From 1999 to 2001, the golden era of the new, the EU market was integrated in the wholesale electricity. Things were so much simpler then. The incumbent utilities had separated their grid operations from their generation and supply businesses, following the first Internal Electricity Market (IEM) Directive in 1996.
The basic elements enabling competition and allowing trade in power to flourish across the continent were in place. Following 2003’s so-called ‘second package’ we felt that liberalisation would mature and furnish Europe with a stable market framework over the coming years.
Soon things became more complex and, by 2010, it was becoming harder to say that Europe’s wholesale electricity market was stable and strong. So, what do EU policymakers now need to concentrate on in the ‘Clean energy for all Europeans’ Package (CEP), if it is to make a successful contribution to re-establishing European electricity sector liberalisation?
Let’s ensure now that this fourth package of IEM legislation helps Europe revert to a truly level playing field in the power market.

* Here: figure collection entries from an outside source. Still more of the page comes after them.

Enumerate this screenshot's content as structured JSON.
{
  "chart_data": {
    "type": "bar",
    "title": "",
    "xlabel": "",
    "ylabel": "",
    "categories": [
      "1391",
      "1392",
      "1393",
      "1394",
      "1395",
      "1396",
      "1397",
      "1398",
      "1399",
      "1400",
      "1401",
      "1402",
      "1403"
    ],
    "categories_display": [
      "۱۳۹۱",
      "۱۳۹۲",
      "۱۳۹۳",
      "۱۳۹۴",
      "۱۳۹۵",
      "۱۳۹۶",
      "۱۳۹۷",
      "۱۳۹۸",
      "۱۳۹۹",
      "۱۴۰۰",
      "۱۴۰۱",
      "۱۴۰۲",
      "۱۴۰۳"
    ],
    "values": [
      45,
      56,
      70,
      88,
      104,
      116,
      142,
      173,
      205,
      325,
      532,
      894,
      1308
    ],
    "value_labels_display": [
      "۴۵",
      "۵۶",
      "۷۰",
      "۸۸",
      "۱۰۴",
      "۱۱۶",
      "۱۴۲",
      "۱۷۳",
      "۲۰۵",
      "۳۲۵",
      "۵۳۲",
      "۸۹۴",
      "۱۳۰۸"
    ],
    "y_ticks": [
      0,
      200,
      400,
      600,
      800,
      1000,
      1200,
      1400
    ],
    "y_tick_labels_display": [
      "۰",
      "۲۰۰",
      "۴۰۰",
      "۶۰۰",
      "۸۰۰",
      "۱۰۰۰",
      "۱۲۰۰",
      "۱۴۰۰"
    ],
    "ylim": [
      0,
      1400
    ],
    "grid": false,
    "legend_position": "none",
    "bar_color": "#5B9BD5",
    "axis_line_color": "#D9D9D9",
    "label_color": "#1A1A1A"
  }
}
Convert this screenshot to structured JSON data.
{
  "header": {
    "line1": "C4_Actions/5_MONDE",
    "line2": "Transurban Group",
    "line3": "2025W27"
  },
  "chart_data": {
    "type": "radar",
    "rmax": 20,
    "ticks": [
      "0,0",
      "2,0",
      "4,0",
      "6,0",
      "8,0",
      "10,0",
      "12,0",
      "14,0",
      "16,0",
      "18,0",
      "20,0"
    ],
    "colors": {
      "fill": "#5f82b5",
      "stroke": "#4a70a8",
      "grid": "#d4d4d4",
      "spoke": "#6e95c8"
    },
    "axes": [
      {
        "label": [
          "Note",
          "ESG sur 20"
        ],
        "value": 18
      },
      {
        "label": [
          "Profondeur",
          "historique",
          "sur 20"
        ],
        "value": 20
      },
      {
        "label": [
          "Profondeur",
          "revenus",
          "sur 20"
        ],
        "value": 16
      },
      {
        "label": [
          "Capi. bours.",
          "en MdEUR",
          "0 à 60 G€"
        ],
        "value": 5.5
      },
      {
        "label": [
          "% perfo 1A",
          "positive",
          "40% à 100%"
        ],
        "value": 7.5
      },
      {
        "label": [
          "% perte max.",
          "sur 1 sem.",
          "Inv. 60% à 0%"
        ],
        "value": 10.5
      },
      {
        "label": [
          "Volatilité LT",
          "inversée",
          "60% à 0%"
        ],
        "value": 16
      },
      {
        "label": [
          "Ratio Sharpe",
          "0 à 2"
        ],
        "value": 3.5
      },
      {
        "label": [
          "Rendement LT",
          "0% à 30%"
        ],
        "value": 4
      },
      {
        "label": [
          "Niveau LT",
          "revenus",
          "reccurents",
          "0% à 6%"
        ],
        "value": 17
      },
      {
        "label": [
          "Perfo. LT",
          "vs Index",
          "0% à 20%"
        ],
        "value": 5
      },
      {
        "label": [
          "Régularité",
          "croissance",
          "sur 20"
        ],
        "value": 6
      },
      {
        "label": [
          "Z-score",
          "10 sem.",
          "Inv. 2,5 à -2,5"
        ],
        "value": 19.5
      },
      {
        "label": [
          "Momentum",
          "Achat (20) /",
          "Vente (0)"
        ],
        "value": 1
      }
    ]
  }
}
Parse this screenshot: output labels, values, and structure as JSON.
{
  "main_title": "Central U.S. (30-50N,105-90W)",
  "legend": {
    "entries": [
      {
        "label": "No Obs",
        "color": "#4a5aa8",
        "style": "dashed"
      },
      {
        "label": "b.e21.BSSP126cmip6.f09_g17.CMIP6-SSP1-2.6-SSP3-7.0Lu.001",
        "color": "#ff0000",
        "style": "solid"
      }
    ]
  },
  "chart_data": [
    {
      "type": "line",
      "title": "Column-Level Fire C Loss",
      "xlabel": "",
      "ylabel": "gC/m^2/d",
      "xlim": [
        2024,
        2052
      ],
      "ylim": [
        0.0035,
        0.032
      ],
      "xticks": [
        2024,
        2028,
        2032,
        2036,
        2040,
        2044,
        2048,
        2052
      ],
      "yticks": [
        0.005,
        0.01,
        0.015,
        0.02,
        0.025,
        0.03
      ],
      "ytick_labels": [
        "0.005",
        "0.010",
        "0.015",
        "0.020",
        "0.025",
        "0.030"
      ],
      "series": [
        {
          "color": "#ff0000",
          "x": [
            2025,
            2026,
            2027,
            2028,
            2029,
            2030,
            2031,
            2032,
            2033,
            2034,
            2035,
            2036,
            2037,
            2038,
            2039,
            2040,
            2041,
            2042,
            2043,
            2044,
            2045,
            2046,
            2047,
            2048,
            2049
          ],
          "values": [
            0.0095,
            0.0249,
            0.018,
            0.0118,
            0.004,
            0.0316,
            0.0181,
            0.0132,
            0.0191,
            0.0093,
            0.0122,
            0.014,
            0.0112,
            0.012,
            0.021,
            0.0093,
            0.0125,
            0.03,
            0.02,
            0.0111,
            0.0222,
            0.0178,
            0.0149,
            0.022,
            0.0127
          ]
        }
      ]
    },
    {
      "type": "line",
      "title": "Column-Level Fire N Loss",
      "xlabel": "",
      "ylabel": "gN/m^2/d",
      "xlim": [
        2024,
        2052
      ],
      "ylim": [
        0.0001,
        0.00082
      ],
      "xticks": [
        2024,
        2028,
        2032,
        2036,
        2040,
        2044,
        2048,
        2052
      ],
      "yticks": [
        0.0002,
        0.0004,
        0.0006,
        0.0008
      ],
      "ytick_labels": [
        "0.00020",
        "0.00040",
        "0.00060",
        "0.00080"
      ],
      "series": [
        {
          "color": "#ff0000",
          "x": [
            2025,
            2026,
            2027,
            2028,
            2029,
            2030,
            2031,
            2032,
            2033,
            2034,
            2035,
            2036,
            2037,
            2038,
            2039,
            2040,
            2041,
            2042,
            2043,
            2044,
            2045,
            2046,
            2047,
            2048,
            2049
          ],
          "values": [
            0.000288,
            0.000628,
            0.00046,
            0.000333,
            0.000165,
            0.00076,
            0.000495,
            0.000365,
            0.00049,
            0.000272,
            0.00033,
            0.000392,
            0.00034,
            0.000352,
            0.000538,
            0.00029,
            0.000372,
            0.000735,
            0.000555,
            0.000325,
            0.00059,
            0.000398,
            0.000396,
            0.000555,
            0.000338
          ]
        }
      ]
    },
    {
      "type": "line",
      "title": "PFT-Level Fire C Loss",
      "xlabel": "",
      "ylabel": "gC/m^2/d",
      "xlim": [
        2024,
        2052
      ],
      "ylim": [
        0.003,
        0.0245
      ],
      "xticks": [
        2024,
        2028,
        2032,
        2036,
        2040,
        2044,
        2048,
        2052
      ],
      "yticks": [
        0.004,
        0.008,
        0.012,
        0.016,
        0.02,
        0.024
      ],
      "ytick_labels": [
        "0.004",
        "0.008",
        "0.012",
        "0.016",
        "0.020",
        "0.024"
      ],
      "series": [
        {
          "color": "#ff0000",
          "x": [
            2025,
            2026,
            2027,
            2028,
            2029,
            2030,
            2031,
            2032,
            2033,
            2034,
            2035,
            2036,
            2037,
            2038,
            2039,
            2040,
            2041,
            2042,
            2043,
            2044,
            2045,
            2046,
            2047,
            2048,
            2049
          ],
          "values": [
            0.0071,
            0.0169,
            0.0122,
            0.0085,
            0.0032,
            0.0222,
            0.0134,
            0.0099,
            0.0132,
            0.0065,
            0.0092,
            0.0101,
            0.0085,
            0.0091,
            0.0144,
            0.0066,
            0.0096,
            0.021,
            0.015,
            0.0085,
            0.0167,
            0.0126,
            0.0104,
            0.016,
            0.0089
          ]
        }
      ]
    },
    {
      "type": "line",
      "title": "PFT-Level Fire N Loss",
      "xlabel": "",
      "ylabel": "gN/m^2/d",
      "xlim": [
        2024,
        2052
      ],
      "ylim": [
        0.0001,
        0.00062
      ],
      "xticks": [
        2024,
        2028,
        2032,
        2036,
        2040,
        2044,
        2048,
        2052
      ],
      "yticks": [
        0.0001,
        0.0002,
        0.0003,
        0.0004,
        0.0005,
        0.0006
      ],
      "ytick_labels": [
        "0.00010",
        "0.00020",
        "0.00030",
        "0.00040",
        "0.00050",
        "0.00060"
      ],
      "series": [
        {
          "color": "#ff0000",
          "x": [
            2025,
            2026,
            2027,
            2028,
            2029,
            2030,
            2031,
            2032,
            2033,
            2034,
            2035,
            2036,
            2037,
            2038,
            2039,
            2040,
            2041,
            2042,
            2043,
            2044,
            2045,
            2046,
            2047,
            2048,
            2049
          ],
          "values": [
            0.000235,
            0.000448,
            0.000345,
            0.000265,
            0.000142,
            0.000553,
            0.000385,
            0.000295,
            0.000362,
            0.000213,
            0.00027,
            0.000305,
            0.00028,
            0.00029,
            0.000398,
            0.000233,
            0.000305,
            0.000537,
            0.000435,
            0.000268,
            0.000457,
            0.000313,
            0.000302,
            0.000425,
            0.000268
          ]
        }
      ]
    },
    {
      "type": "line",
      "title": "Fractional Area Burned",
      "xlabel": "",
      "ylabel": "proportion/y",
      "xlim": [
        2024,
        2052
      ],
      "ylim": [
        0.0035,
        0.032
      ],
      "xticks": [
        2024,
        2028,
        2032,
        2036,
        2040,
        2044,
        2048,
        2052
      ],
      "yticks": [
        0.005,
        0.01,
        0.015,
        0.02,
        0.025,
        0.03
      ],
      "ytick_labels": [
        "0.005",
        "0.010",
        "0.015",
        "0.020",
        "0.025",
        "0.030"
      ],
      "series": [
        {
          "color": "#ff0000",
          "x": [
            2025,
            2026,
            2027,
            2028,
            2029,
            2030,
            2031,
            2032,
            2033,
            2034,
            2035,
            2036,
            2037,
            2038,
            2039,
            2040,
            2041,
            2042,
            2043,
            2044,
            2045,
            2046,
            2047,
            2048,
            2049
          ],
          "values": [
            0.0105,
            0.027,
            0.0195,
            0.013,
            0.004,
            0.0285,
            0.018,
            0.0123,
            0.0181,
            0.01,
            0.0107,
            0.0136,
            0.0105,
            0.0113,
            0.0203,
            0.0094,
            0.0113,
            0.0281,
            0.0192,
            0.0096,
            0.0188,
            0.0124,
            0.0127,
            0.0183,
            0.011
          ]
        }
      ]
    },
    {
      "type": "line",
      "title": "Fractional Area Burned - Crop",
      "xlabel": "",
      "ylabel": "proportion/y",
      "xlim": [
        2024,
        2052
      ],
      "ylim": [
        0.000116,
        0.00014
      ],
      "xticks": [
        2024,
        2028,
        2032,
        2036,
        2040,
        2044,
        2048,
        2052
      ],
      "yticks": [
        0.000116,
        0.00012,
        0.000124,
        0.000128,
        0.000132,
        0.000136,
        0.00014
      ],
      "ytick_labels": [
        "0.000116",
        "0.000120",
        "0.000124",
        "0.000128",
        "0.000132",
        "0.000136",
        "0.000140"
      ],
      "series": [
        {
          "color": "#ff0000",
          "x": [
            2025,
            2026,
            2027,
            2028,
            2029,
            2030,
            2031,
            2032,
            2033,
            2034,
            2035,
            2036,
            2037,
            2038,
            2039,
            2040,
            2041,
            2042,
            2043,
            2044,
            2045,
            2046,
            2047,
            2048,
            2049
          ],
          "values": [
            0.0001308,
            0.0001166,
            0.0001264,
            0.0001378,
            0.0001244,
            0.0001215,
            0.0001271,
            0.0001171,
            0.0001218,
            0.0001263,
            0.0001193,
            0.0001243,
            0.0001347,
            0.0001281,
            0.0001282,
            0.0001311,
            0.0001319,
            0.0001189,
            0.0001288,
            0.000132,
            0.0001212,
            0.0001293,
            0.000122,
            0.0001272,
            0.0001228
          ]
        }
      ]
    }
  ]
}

The CEP must take a decisive step in remedying distortions caused by artificial privileges enjoyed by renewable electricity generators. Putting an end to priority dispatch, priority grid access and balance responsibility immunity in many member states need not endanger their business model. Any cost disadvantages from which renewable technology suffers as result can be compensated by continued financial support, granted according to auction results.
Second, let’s make the internal market truly European by treating both internal and cross-border transactions equally. Current transmission capacity calculation methodologies make it hard to determine the extent to which Transmission System Operators (TSOs) improperly restrict cross-border access to the market.